Object Storage vs. Tape
Simply put, when you have valuable data, the only way to store it more cheaply than Object Storage is on tape. Tape is still by far the cheapest option for long-term cold storage, and rumors of its death have been greatly exaggerated.
On the other hand, tape is basically a black hole for data from the standpoint of day-to-day operations. Tape is not appropriate for data that needs to be accessed regularly, or for data that might need to be retrieved rapidly at some point in the future. In short, tape is not suitable for data that needs to be alive to any extent.
Object Storage provides the closest durability and cost profile to tape on top of a solution that provides hot storage, and can, for example, act as a backend for Hadoop. There are a variety of other useful features, such as multiple ways to span data across several geographical locations, access control, the ability to make content public, CDN integration and others, that tape cannot provide.
By combining 3N redundancy, intelligent data placement, automatic recovery of lost or corrupted objects and automated handling of drive failures (ensuring 3N redundancy even in the period prior to drive replacement), Object Storage provides extremely high levels of durability when compared to conventional storage options. There are also ways to automatically synchronize data between multiple clusters in separate geographical regions, providing durability characteristics that suit virtually any use case.
Without going into excruciating detail, the type of events that would cause permanent data loss in a large-scale Object Storage cluster would typically be catastrophic in nature (the sort of thing that only having a secondary site would protect against: something that is also quite easy to do with an Object Storage platform).
An interesting mathematical analysis of data loss characteristics indicates a worst-case mean time to data loss of over 150 years using consumer quality drives with 3N redundancy. Imagine the cost and complexity of achieving that type of durability number using conventional storage technologies!
While enterprise storage offerings typically offer a variety of compelling features (albeit with a corresponding price tag attached), the feature-set on most free/open-source storage products is sorely lacking when it comes to multi-petabyte storage requirements. This is another place where Object Storage systems shine. Swift Object Storage features include:
- Self-Healing: Automatic identification of failed drives and replication of data to preserve 3N redundancy.

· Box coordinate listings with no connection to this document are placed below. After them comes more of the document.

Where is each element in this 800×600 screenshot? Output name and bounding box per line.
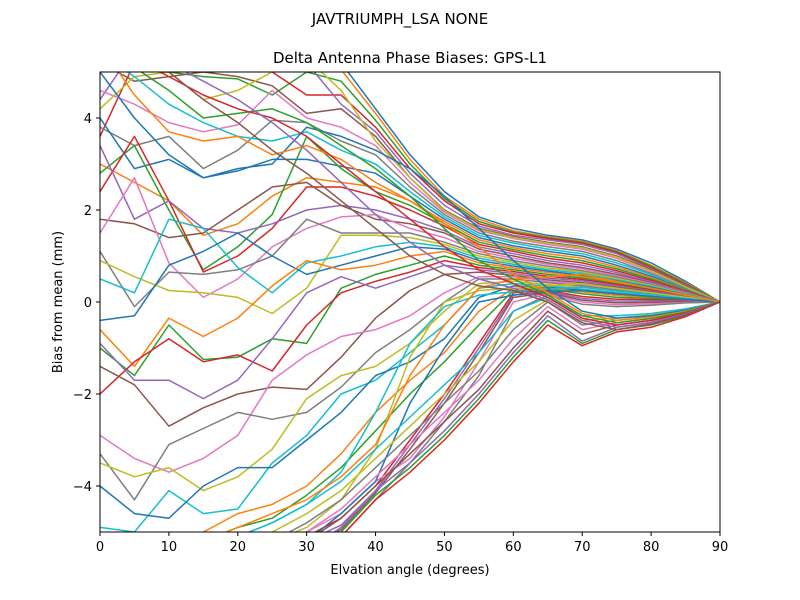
series-line-42 xyxy=(224,273,720,532)
series-line-32 xyxy=(201,287,720,532)
x-tick-label: 10 xyxy=(161,540,178,555)
series-line-16 xyxy=(100,181,720,303)
y-tick-label: −2 xyxy=(73,388,92,403)
series-line-1 xyxy=(347,72,720,303)
series-line-14 xyxy=(100,135,720,303)
series-line-5 xyxy=(100,72,720,303)
series-line-8 xyxy=(100,119,720,303)
x-tick-label: 50 xyxy=(436,540,453,555)
series-line-25 xyxy=(100,264,720,400)
series-line-41 xyxy=(316,289,720,532)
x-axis-ticks: 0 10 20 30 40 50 60 70 80 90 xyxy=(96,532,728,555)
series-line-30 xyxy=(100,282,720,532)
series-line-52 xyxy=(117,72,720,322)
x-tick-label: 30 xyxy=(298,540,315,555)
x-tick-label: 90 xyxy=(712,540,729,555)
series-line-36 xyxy=(334,292,720,532)
series-line-26 xyxy=(100,271,720,427)
series-line-28 xyxy=(100,278,720,501)
chart-title: Delta Antenna Phase Biases: GPS-L1 xyxy=(273,49,547,67)
y-axis-label: Bias from mean (mm) xyxy=(51,231,66,373)
series-line-19 xyxy=(100,234,720,315)
y-tick-label: 2 xyxy=(84,204,92,219)
series-line-17 xyxy=(100,177,720,303)
series-line-40 xyxy=(247,286,720,532)
series-line-2 xyxy=(341,72,720,303)
y-axis-ticks: −4 −2 0 2 4 xyxy=(73,112,100,495)
series-line-39 xyxy=(293,282,720,532)
series-line-34 xyxy=(313,289,720,532)
y-tick-label: 0 xyxy=(84,296,92,311)
series-line-18 xyxy=(100,218,720,308)
x-tick-label: 70 xyxy=(574,540,591,555)
series-line-23 xyxy=(100,255,720,377)
series-line-44 xyxy=(344,301,720,532)
series-line-53 xyxy=(139,72,720,324)
series-line-54 xyxy=(158,72,720,326)
series-line-13 xyxy=(100,135,720,303)
x-tick-label: 20 xyxy=(230,540,247,555)
chart-suptitle: JAVTRIUMPH_LSA NONE xyxy=(311,10,488,29)
series-line-56 xyxy=(167,72,720,331)
series-line-7 xyxy=(100,89,720,303)
series-lines xyxy=(100,72,720,532)
series-line-33 xyxy=(224,288,720,532)
series-line-3 xyxy=(166,72,720,303)
series-line-55 xyxy=(184,72,720,329)
series-line-37 xyxy=(303,292,720,532)
x-tick-label: 60 xyxy=(505,540,522,555)
y-tick-label: 4 xyxy=(84,112,92,127)
x-axis-label: Elvation angle (degrees) xyxy=(330,563,489,578)
x-tick-label: 40 xyxy=(367,540,384,555)
y-tick-label: −4 xyxy=(73,480,92,495)
series-line-50 xyxy=(247,296,720,532)
series-line-51 xyxy=(100,72,720,319)
x-tick-label: 80 xyxy=(643,540,660,555)
series-line-10 xyxy=(126,72,720,303)
x-tick-label: 0 xyxy=(96,540,104,555)
series-line-24 xyxy=(100,259,720,395)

- Massively Scalable (with linear performance improvements with scale): No single points of failure and full horizontal scalability of all services means that environment-level performance increases steadily along with the size of the environment.
- Scalable Metadata: Decentralized object metadata means that billions of objects with megabytes of metadata per object can be managed without performance degradation or the need for an external database to manage data (something that becomes prohibitive at scale). Note: One current downside to Object Storage is that metadata search is currently challenging to implement. We will discuss this point further in an upcoming post on the future of Object Storage.

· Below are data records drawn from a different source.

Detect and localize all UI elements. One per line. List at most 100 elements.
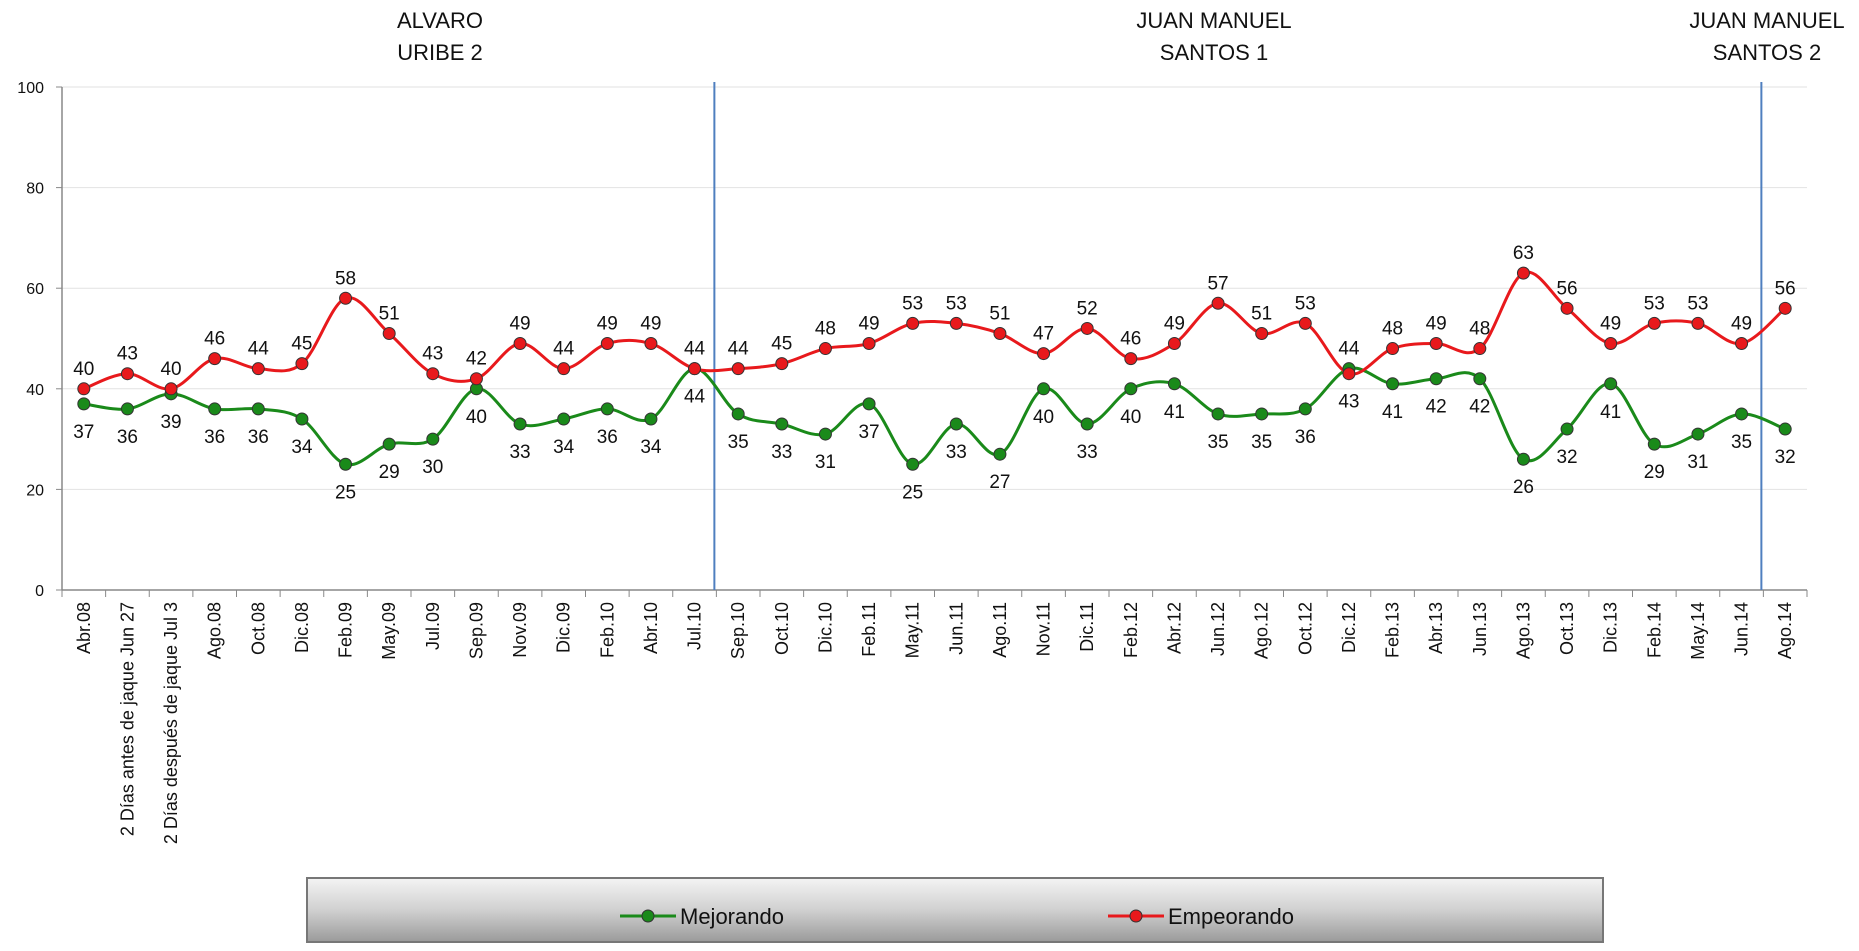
period-label: SANTOS 1 xyxy=(1160,40,1268,65)
data-label: 57 xyxy=(1207,273,1228,294)
data-label: 43 xyxy=(1338,392,1359,413)
series-marker xyxy=(1255,326,1269,340)
series-marker xyxy=(862,397,876,411)
x-tick-label: Ago.11 xyxy=(990,602,1010,658)
series-marker xyxy=(513,417,527,431)
data-label: 34 xyxy=(553,437,575,458)
series-marker xyxy=(339,457,353,471)
x-tick-label: Oct.08 xyxy=(248,602,268,655)
x-tick-label: Dic.08 xyxy=(292,602,312,653)
legend-box xyxy=(306,877,1604,943)
series-marker xyxy=(1167,377,1181,391)
data-label: 33 xyxy=(771,442,792,463)
series-marker xyxy=(295,357,309,371)
data-label: 53 xyxy=(902,293,923,314)
series-marker xyxy=(251,362,265,376)
series-marker xyxy=(688,362,702,376)
data-label: 45 xyxy=(771,334,792,355)
data-label: 56 xyxy=(1556,278,1577,299)
x-tick-label: Ago.14 xyxy=(1775,602,1795,659)
data-label: 26 xyxy=(1513,477,1534,498)
x-tick-label: 2 Días después de jaque Jul 3 xyxy=(161,602,181,844)
data-label: 44 xyxy=(684,339,706,360)
data-label: 42 xyxy=(1426,397,1447,418)
series-marker xyxy=(1647,437,1661,451)
data-label: 40 xyxy=(466,407,487,428)
data-label: 58 xyxy=(335,268,356,289)
series-marker xyxy=(1298,316,1312,330)
x-tick-label: Ago.13 xyxy=(1513,602,1533,659)
data-label: 35 xyxy=(1207,432,1228,453)
data-label: 46 xyxy=(1120,329,1141,350)
series-marker xyxy=(77,397,91,411)
x-tick-label: Jun.11 xyxy=(946,602,966,655)
series-marker xyxy=(251,402,265,416)
series-marker xyxy=(1691,316,1705,330)
data-label: 41 xyxy=(1164,402,1185,423)
x-tick-label: Dic.12 xyxy=(1339,602,1359,653)
series-marker xyxy=(818,342,832,356)
series-marker xyxy=(731,407,745,421)
series-marker xyxy=(426,432,440,446)
data-label: 51 xyxy=(989,303,1010,324)
data-label: 37 xyxy=(858,422,879,443)
series-marker xyxy=(1342,367,1356,381)
series-marker xyxy=(775,417,789,431)
series-marker xyxy=(1735,337,1749,351)
series-marker xyxy=(339,291,353,305)
data-label: 44 xyxy=(684,387,706,408)
x-tick-label: Sep.09 xyxy=(466,602,486,659)
x-tick-label: Feb.11 xyxy=(859,602,879,657)
data-label: 35 xyxy=(728,432,749,453)
series-marker xyxy=(1516,266,1530,280)
series-marker xyxy=(993,326,1007,340)
x-tick-label: Jul.10 xyxy=(685,602,705,650)
data-label: 48 xyxy=(1382,319,1403,340)
series-marker xyxy=(1167,337,1181,351)
x-tick-label: May.11 xyxy=(903,602,923,658)
series-marker xyxy=(164,382,178,396)
data-label: 33 xyxy=(1077,442,1098,463)
legend-item: Empeorando xyxy=(1108,904,1294,929)
data-label: 44 xyxy=(1338,339,1360,360)
series-marker xyxy=(993,447,1007,461)
x-tick-label: Jun.12 xyxy=(1208,602,1228,656)
series-marker xyxy=(513,337,527,351)
series-marker xyxy=(906,316,920,330)
series-marker xyxy=(1647,316,1661,330)
x-tick-label: Ago.08 xyxy=(205,602,225,659)
data-label: 29 xyxy=(379,462,400,483)
y-tick-label: 0 xyxy=(35,583,44,600)
series-marker xyxy=(600,402,614,416)
series-marker xyxy=(1386,377,1400,391)
x-tick-label: Oct.13 xyxy=(1557,602,1577,655)
x-tick-label: Ago.12 xyxy=(1252,602,1272,659)
x-tick-label: May.09 xyxy=(379,602,399,660)
data-label: 31 xyxy=(815,452,836,473)
x-tick-label: Abr.12 xyxy=(1164,602,1184,654)
data-label: 32 xyxy=(1556,447,1577,468)
x-tick-label: Dic.10 xyxy=(815,602,835,653)
series-marker xyxy=(382,437,396,451)
x-tick-label: Feb.10 xyxy=(597,602,617,658)
data-label: 63 xyxy=(1513,243,1534,264)
x-tick-label: May.14 xyxy=(1688,602,1708,660)
data-label: 52 xyxy=(1077,298,1098,319)
series-marker xyxy=(1429,372,1443,386)
period-label: JUAN MANUEL xyxy=(1689,8,1844,33)
data-label: 53 xyxy=(1644,293,1665,314)
x-tick-label: Dic.13 xyxy=(1601,602,1621,653)
series-marker xyxy=(1560,301,1574,315)
series-marker xyxy=(949,316,963,330)
series-marker xyxy=(1386,342,1400,356)
data-label: 47 xyxy=(1033,324,1054,345)
series-marker xyxy=(469,372,483,386)
x-tick-label: Oct.12 xyxy=(1295,602,1315,655)
period-label: SANTOS 2 xyxy=(1713,40,1821,65)
data-label: 53 xyxy=(1295,293,1316,314)
y-tick-label: 80 xyxy=(26,181,44,198)
series-marker xyxy=(731,362,745,376)
data-label: 56 xyxy=(1775,278,1796,299)
data-label: 53 xyxy=(946,293,967,314)
series-marker xyxy=(906,457,920,471)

- Multi-region: Swift supports two methods of implementing multi-region clusters. First, specific containers (analogous to S3 buckets) can be set to synchronize between two distinct Swift clusters (“container sync”). Second, a true multi-region cluster can be set up where replicas are distributed across two or more clusters.
- Secure Multi-tenancy: Swift Object Storage handles multiple accounts, and allows for total isolation of the data associated with an account (in other words, users cannot access one another’s data). There is also the ability to share data between accounts, or even publicly.
Object Storage provides a variety of compelling benefits, and should be considered as a “first-class” shared storage option when designing scalable infrastructures.